Gare à la diplomatie des gros chèques !

Gare àEn matière de politique étrangère notre pays ne devrait jamais se hasarder à s’impliquer dans des jeux de puissance mondiale ou régionale. Nous n’en avons ni la vocation ni les moyens. Au nom d’aucune « solidarité  » car des « alliances » de ce type sont de nature offensive et belliqueuse.
Et servent des intérêts d’ autrui, ceux des États qui les montent et les dirigent. Pour nous, ce sont des coalitions négatives et pour la paix et la sécurité du reste du monde, elles sont contre-productives et accentuent chaque jour un peu plus le chaos dans lequel notre monde incertain et dominé s’installe.
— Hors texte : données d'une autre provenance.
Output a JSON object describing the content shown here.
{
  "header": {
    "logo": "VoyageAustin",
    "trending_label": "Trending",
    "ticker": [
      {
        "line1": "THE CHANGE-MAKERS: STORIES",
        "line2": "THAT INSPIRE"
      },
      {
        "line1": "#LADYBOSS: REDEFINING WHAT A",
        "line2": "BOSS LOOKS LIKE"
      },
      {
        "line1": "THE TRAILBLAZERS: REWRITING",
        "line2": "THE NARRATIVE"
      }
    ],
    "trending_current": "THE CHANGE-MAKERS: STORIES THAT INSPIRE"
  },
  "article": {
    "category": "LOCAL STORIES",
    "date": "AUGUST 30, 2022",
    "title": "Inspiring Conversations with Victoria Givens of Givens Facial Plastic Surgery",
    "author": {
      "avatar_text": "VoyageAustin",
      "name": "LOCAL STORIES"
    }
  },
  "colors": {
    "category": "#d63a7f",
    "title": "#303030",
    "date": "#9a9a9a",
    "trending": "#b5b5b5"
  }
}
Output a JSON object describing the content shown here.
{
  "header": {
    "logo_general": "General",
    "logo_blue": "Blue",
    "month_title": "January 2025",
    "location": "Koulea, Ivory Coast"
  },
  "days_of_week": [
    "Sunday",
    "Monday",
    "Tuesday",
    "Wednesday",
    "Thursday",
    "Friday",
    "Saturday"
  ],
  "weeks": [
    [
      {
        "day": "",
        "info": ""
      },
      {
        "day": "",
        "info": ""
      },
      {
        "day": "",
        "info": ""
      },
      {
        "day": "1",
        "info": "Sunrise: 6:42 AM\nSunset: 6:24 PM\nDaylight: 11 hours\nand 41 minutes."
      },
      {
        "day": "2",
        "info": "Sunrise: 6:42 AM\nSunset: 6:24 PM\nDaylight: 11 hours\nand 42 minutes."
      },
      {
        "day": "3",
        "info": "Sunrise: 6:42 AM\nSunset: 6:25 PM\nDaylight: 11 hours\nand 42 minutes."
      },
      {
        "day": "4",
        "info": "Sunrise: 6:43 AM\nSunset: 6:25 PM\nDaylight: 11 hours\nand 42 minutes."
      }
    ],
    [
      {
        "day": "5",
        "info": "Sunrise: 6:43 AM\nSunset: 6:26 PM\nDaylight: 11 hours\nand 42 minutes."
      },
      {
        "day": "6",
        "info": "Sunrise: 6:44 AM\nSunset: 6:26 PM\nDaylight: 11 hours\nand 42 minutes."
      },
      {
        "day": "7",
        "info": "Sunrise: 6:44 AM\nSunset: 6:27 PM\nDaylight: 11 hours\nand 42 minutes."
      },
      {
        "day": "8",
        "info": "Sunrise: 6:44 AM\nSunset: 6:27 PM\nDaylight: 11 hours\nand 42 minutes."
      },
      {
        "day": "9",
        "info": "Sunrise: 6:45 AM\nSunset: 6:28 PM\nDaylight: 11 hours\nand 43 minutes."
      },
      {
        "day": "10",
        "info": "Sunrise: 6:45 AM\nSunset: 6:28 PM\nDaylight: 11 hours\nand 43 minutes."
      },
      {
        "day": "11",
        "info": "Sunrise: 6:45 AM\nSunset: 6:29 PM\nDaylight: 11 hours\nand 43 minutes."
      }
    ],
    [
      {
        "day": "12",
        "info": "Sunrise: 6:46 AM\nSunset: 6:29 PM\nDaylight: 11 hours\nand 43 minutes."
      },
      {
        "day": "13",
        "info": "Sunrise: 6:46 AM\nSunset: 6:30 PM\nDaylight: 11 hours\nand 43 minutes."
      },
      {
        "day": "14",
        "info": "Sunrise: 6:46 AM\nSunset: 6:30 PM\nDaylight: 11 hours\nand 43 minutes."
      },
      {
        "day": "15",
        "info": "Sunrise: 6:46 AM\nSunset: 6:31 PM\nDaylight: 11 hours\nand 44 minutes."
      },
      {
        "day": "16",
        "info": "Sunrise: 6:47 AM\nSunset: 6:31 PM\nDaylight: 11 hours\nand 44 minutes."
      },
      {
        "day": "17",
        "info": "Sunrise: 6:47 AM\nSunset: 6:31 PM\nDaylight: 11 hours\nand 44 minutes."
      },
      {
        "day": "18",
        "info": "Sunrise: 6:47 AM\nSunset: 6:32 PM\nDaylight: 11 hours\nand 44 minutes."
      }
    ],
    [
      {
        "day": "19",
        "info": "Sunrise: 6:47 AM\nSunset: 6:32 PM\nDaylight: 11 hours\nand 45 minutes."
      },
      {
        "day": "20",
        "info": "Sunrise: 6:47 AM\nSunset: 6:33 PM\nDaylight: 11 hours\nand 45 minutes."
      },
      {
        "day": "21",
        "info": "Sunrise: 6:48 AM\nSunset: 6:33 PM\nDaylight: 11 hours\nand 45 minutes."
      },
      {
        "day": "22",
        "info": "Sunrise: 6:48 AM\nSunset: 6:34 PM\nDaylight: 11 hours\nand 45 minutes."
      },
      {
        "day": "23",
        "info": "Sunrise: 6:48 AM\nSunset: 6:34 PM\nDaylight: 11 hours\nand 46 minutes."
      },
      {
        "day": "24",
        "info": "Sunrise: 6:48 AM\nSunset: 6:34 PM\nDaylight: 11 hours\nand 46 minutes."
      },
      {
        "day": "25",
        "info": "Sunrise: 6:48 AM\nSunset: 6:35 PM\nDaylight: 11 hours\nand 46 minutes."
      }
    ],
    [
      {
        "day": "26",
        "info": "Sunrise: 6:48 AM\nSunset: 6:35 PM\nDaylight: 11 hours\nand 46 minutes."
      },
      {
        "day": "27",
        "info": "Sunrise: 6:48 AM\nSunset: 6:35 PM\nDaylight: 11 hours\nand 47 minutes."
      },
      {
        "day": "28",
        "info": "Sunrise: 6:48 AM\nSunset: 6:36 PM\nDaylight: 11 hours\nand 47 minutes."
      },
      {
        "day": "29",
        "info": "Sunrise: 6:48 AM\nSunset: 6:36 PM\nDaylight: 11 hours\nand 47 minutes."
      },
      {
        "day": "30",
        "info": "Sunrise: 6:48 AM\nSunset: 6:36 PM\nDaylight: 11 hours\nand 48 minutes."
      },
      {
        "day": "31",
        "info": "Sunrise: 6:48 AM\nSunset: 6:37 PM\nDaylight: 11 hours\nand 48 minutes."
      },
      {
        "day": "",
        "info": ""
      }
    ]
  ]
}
Les seules alliances positives que le bon sens nous dicte de contracter doivent demeurer circonstancielles pour faire face à un péril imminent dans notre propre territoire et dans notre intérêt vital. Ce doit être donc des alliances défensives par définition et non idéologiques. Le G5 Sahel peut être cité comme exemple positif me semble-t-il.
Dans la course à l’hégémonie régionale à laquelle se livrent notamment l’Iran, laTurquie, l’Égypte, l’ Arabie Saoudite sans parler d’ Israël, notre ligne de conduite devrait être :
1) Ne soutenir aucune d’entre elles et avoir une diplomatie qui cherche à apaiser les tensions en jouant si possible les bons offices en considérant ces pays comme frères de religion et de sang.
2) N’avoir aucune politique discriminatoire à l’égard des uns et des autres malgré notre ancrage sunnite.
3) Maintenir comme seule ligne de conduite dans le Moyen Orient, le soutien diplomatique actif et public à la lutte du peuple palestinien pour le recouvrement de la totalité de ses droits souverains sur son territoire national et le droit au retour des réfugiés.
4) Considérer comme erreur toute mobilisation des peuples arabes, Musulmans et des forces progressistes dans le monde dont l objectif affiché ou non serait d’affaiblir la résistance populaire palestinienne et de diviser les peuples suivant des considérations ethno-religieuses.
5) Considérer que les divergences actuelles entre les puissances régionales moyen orientales ne sont pas d’essence religieuse ou ethnique mais géopolitique et intergouvernementale, en dépit des tentatives d’imposer cette gille de lecture exclusive notamment dans la grande presse occidentale.
Si notre pays, qui est un pays faible- et pour longtemps encore, maintenait certains de ses principes diplomatiques de base définis avec une grande clarté presque dés l’accession de notre pays à l’indépendance par le premier Gouvernement de la République - « contre vents et marées » et malgré des critiques sur certains de ses aspects-, alors nous pourrions éviter les travers de la diplomatie du ventre et du compte chèque qui pourrait-et sans que nous le voulions vraiment-nous entraîner très loin dans les torrents et les boues des hégémonismes régionaux en plein éveil comme au 19 ème siècle et dont les jeux subtils alimentent les querelles religieuses intestines.
Il est vrai que les temps sont durs et les fins de mois de plus en plus difficiles pour le pays au plan économique et financier. Mais la diplomatie ne doit pas être entretenue par des difficultés de trésorerie. Il faut regarder loin et calculer les intérêts du pays sur le moyen et le long terme.